東の空が白んできた。朝日が雲に反射する。星々の光が薄くなってきた。長い夜が終えようとしていた。だがホームとヤクザの攻防は続く。アオイはホームの代表となりスオウと交渉していた。

だがスオウはアオイの提案に乗らなかった。奪われた資産は彼の誇りなのだと言う。金銭の問題ではない。人との約束を違えてしまった事が許せないのだ。だからホームに復讐をしたい。

スオウは顎を上げて腕を組んだ。
「それにな。ヤクザとしてのプライドもあるんだ。爆弾取引の仲介者など、人が描いた計画にホイホイ乗ると思うか?馬鹿にするな」

アオイは唇を噛んだ。スオウはプランAで納得しない。サツキの言った通りだ。交渉にはふた通りは用意しろと。飴と鞭を計画せよと。そうか。では…結局はソラを使う事になるのか。

アオイはスオウを真っ直ぐに見つめた。
「納得しませんか?嫌ですか?」
スオウは鼻で笑った。
「残念だったな」

コンテナの陰で父親の様子を見ていたマサヤは舌打ちをした。
「親父!あんな事を言いやがって!何が誇りだ!マシンが襲ってきたらどうすんだ?」

クレハは小馬鹿にするように唇を歪めた。
「ビビリのあんたにはあの人の気持ちなんて分からないわよね。情けないね。ホントに!」
「煩せぇ。ババア」

マサヤはスオウの側近のトミナガを見た。
「おい。親父を何とかしろ。全く面倒くせぇ」
トミナガは話の内容が頭に入らなかった。
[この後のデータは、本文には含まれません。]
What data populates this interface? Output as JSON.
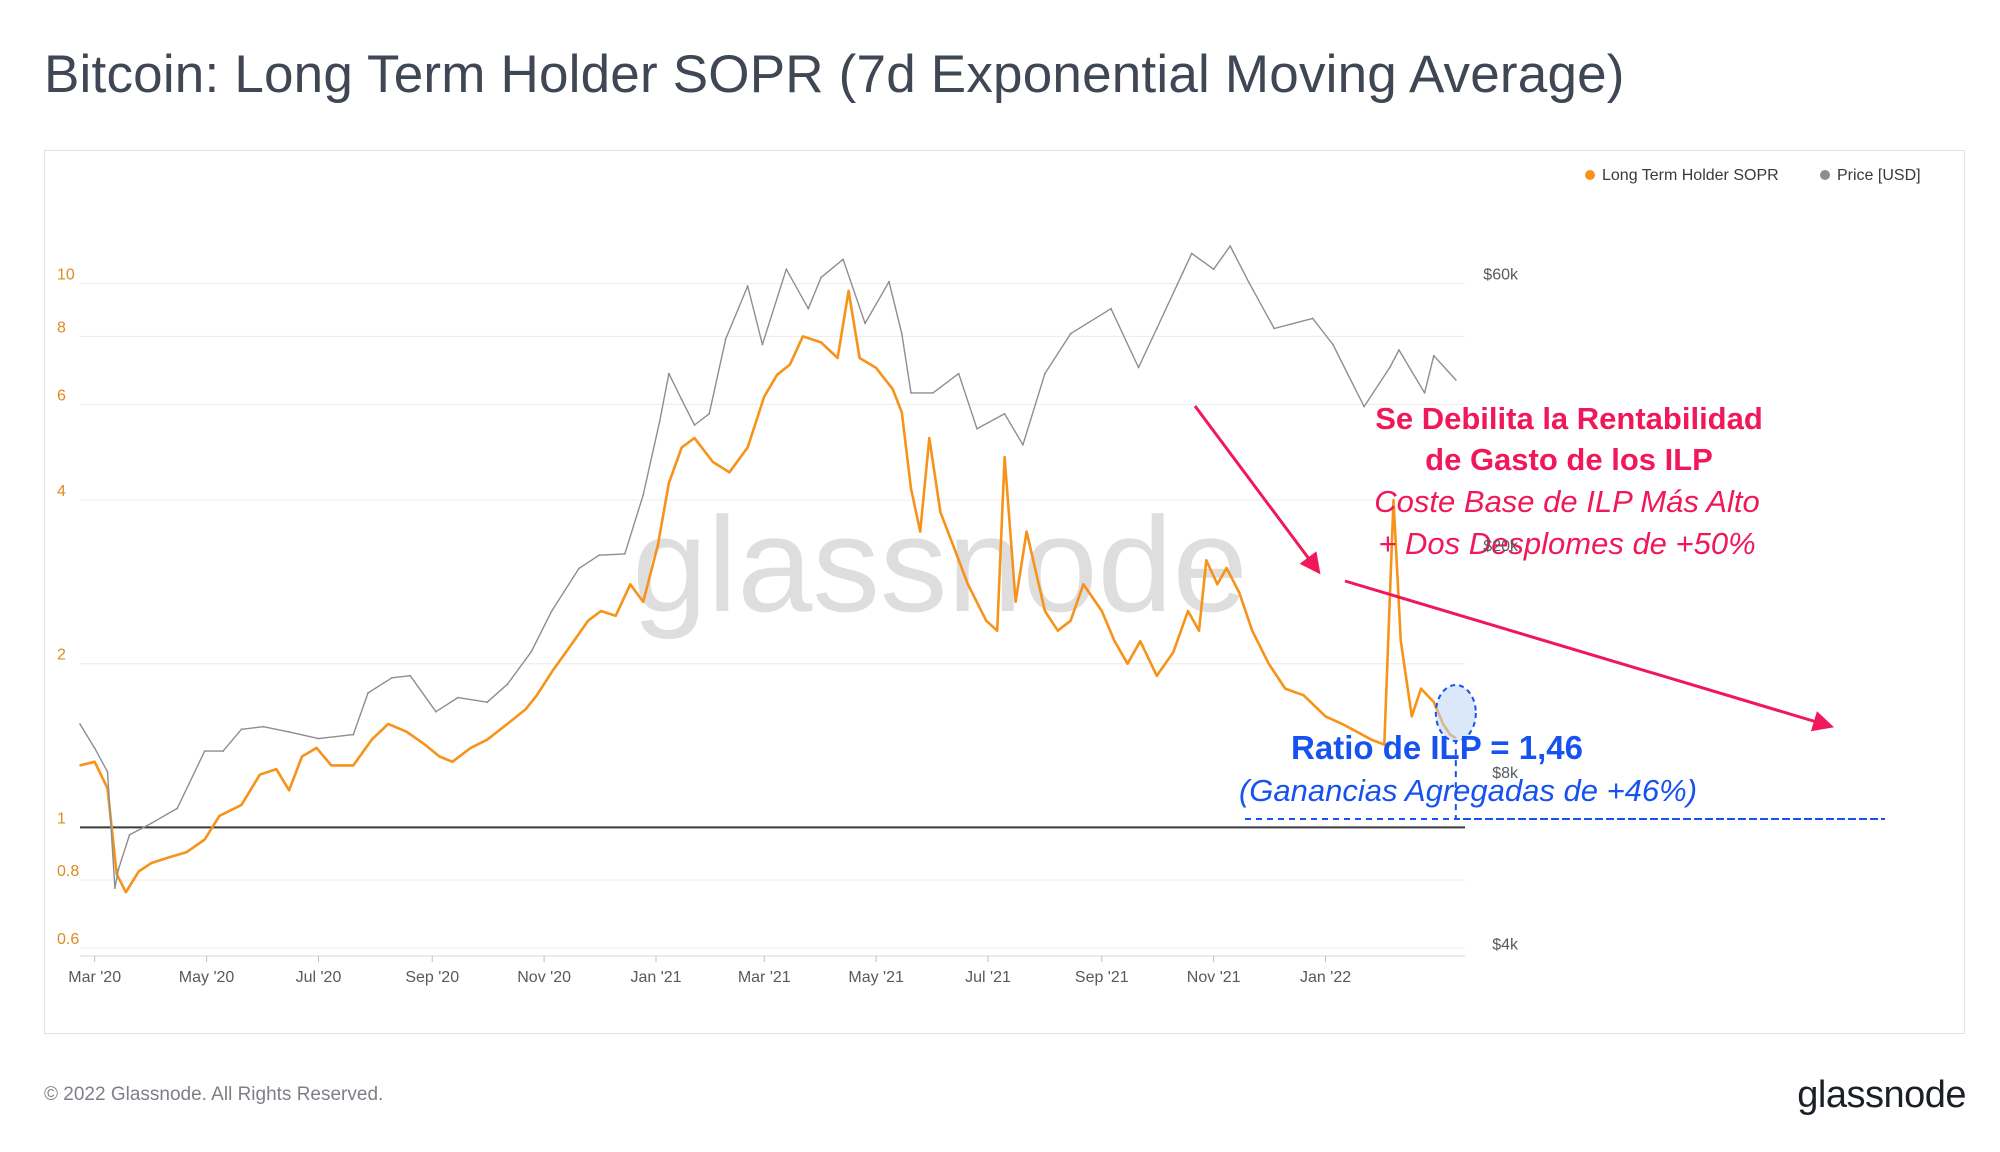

さっきから目眩がしていた。

彼は舎弟の流れ弾を受けて肩を射抜かれたのだ。タケルと応戦した事で出血が酷くなった。肩から生暖かい液体が溢れてくるのが分かる。これは直ぐにでも処置をしなければならない。

それでも組長と崇めるスオウを守るのだ。トミナガはコンテナの陰から出て歩き出した。だが息が切れた。額から脂汗が滴る。身体が熱い。スオウの背中が二重に見えた。目の前が暗転した。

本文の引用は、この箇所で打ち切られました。